By: Jonathan Barsky

California currently employs an unusual electoral system, which is colloquially known as the “Top Two” primary, in both federal and state elections. Under this system, all of the candidates are thrown into a nonpartisan “jungle primary” that takes place in June and the two candidates who earn the most votes, regardless of party affiliation, advance to the November general election. The only exception to these rules is the presidential election, which still remains open to all major party candidates and several minor party and write-in candidates.

Over two posts, I will address potential constitutional flaws in California’s primary system. This post will discuss a Fourteenth Amendment injury that voters suffer stemming from the Due Process Clause, while the second post will analyze a First Amendment objection rooted in the associational rights of political parties, focusing on California Democratic Party v. Jones and Washington State Grange v. Washington State Republican Party.

In 1983, the Supreme Court issued a decision in Anderson v. Celebrezze, which struck down an Ohio law requiring independent presidential candidates to file for candidacy in March, holding that it placed unconstitutional burdens on the rights of voters supporting those independent candidates. The Court explained that candidate eligibility requirements affect the constitutional rights of voters supporting those candidates, specifically defining the ability to associate with other voters to advance shared political ideas as “an inseparable aspect of the ‘liberty’ assured by the Due Process Clause of the Fourteenth Amendment.” While this analysis largely tracks similar decisions issued in equal protection cases, this due process argument require a lesser showing of harm by the plaintiffs challenging the system. Therefore, Anderson’s due process theory may provide an easier route to challenge the California primary system.

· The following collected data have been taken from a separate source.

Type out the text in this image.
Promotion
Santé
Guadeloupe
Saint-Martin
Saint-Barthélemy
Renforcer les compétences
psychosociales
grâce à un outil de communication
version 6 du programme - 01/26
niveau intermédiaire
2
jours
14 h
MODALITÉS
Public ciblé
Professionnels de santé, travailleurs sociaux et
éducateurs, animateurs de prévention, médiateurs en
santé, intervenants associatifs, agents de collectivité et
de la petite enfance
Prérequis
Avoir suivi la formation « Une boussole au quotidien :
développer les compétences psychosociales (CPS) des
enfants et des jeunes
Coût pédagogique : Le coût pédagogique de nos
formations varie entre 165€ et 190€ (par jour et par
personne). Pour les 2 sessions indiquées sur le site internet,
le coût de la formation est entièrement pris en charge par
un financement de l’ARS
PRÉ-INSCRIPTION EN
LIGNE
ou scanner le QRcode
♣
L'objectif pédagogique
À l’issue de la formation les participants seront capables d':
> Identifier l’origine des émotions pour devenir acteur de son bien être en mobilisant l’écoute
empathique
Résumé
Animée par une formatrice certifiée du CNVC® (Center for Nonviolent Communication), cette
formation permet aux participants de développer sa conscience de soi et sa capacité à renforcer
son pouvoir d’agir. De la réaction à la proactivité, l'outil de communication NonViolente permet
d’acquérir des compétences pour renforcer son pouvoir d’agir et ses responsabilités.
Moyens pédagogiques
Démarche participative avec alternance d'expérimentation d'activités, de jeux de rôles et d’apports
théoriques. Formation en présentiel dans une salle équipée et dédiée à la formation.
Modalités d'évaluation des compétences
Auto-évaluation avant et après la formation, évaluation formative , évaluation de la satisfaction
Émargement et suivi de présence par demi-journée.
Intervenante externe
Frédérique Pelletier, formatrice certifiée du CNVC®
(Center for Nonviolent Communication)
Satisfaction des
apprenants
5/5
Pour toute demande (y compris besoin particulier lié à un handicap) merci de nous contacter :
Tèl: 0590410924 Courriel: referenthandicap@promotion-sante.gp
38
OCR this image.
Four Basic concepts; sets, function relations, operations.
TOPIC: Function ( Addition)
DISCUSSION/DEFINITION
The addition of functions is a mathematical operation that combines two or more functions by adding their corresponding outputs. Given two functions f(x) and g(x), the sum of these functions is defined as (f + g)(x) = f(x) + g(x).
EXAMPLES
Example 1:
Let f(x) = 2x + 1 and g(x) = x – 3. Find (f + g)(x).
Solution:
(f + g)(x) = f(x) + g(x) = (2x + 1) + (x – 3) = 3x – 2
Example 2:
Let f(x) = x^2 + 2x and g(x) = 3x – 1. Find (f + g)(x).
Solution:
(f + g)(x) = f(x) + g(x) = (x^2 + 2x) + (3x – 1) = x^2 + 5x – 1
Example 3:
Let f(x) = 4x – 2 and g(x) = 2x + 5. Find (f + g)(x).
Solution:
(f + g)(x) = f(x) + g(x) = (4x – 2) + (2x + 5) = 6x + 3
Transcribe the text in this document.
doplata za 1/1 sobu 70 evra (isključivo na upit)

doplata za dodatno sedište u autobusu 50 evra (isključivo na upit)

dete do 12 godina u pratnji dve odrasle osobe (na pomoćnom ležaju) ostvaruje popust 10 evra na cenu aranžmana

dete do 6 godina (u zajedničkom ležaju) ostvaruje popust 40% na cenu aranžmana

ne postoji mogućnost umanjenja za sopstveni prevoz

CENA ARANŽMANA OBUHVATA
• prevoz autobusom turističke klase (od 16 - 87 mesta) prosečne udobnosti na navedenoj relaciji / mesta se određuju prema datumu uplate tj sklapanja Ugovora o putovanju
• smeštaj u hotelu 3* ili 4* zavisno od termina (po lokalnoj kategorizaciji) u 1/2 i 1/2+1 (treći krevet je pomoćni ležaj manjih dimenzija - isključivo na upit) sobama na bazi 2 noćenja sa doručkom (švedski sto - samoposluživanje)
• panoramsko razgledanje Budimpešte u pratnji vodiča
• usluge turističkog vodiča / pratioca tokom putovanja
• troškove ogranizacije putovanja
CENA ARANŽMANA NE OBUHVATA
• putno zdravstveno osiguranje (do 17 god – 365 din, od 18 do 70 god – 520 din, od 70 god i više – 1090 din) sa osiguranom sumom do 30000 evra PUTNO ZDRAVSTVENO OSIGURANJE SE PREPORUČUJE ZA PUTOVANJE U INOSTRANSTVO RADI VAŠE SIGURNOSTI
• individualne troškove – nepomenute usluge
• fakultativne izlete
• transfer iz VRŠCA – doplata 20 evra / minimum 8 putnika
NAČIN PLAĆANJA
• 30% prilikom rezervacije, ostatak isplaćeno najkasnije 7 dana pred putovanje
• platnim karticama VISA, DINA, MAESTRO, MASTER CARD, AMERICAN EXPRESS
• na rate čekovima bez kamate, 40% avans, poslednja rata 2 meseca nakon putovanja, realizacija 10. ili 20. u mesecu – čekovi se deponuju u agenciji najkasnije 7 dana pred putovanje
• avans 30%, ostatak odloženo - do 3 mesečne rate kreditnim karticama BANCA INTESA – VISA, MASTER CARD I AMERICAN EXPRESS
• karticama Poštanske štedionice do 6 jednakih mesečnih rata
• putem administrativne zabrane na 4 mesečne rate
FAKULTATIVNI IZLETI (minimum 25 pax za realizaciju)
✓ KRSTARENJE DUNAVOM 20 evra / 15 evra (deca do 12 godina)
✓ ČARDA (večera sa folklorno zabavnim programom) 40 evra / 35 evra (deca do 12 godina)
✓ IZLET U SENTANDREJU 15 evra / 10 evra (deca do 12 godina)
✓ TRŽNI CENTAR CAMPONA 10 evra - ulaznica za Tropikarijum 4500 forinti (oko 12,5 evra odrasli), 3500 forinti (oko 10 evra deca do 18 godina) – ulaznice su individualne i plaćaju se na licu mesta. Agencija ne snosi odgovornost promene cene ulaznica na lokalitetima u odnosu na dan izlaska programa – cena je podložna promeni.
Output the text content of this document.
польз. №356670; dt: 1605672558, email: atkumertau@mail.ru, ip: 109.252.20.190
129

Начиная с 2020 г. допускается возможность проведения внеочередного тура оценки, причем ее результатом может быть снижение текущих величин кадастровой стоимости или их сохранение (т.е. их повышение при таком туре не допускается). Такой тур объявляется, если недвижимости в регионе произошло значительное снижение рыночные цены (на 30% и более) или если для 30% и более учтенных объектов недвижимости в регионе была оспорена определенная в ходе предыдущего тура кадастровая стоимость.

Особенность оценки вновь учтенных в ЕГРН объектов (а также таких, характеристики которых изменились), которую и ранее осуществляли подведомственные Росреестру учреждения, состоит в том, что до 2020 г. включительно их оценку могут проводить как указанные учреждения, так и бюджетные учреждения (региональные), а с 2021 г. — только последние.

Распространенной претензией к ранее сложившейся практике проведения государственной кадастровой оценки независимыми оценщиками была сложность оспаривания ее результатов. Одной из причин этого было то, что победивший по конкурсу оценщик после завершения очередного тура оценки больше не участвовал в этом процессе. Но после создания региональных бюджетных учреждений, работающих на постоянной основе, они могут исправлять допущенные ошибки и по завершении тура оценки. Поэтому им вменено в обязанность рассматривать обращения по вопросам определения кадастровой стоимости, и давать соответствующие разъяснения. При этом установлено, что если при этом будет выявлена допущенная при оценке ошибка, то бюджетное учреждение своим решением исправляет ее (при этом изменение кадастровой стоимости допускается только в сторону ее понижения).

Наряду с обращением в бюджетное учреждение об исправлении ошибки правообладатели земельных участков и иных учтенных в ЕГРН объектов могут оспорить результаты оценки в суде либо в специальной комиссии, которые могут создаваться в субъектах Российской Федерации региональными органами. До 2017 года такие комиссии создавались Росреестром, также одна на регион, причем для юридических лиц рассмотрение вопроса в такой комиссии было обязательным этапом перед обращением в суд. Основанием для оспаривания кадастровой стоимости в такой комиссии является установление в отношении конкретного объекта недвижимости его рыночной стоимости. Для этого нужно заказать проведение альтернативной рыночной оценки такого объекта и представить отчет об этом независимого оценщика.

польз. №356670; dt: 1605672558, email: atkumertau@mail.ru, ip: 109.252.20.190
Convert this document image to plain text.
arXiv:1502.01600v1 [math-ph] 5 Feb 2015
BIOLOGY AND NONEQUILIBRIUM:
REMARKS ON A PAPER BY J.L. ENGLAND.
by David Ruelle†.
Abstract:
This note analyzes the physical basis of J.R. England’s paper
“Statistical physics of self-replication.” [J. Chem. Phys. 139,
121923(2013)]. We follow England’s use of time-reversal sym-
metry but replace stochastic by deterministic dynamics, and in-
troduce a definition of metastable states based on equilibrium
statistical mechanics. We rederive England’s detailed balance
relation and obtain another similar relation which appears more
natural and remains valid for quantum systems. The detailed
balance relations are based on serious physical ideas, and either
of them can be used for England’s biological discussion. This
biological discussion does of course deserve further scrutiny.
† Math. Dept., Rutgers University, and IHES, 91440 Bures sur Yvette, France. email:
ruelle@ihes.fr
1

While the Anderson decision discussed the special context of presidential elections, two of its core principles appear to cast significant doubt on the legality of the California system. First, since even a strong third-place finish will not allow a candidate to advance to a general election ballot, the strong support for the two major parties leads to a system-wide “heav[y] burden” on voters who support other candidates. This system, in practice, disadvantages minor party and independent candidates, mirroring the problems in Ohio’s law that troubled the Anderson court. Second, like the Anderson restrictions, the use of a June primary to winnow the field denies the ability of minor party and independent candidates and their voters to organize at the height of the electoral season. The Anderson court noted that the March filing deadline occurred far in advance of the final selection of the major party candidates, which systematically disadvantaged minor parties. As a historical matter, the Court noted “several important third-party [presidential] candidacies in American history were launched after the two major parties . . . selected their nominees at national conventions during the summer.” Furthermore, like the Ohio deadline, the California system prevents late-entering minor party and independent candidates from “serv[ing] as the focal point for . . . voters who decide . . . that they are dissatisfied with the choices within the two major parties.” While a June election does allow an additional three months of organizing compared to the March deadline in Anderson, the burden on “the ‘availability of political opportunity’” is difficult to deny. While I cannot predict how courts would undertake the required balancing between those harms and the interests that could be cited by California in defending its system, it is notable that a 2015 challenge made by several minor parties that ultimately went unheard by the Supreme Court did not present a due process claim.

One final difference between the California system and the challenged Ohio procedure from Anderson is that a primary is still a true election. It could be argued that California’s system provides an election open to all candidates in June and the November ballot is closer to a runoff. In fact, a group that supported the California system when it was challenged in state court made this precise analogy in a brief. However, as at least one commentator noted at the time, the U.S. Supreme Court has already held that Congressional elections must be held in November according to federal law. When California voters go the polls in November and vote for their representatives in Congress, major party voters are highly likely to find their interests accounted for through one of the two candidates on the ballot while minor party and independent voters may not. The Supreme Court has held time and time again that “protecting the Republican and Democratic Parties from external competition cannot justify the virtual exclusion of other political aspirants from the political arena.” Should the Supreme Court have another opportunity to hear a challenge to the California system, its body of case law would support the conclusion that the due process rights of California voters who are dissatisfied with the two major parties should be vindicated and the Top Two primary system should be overturned.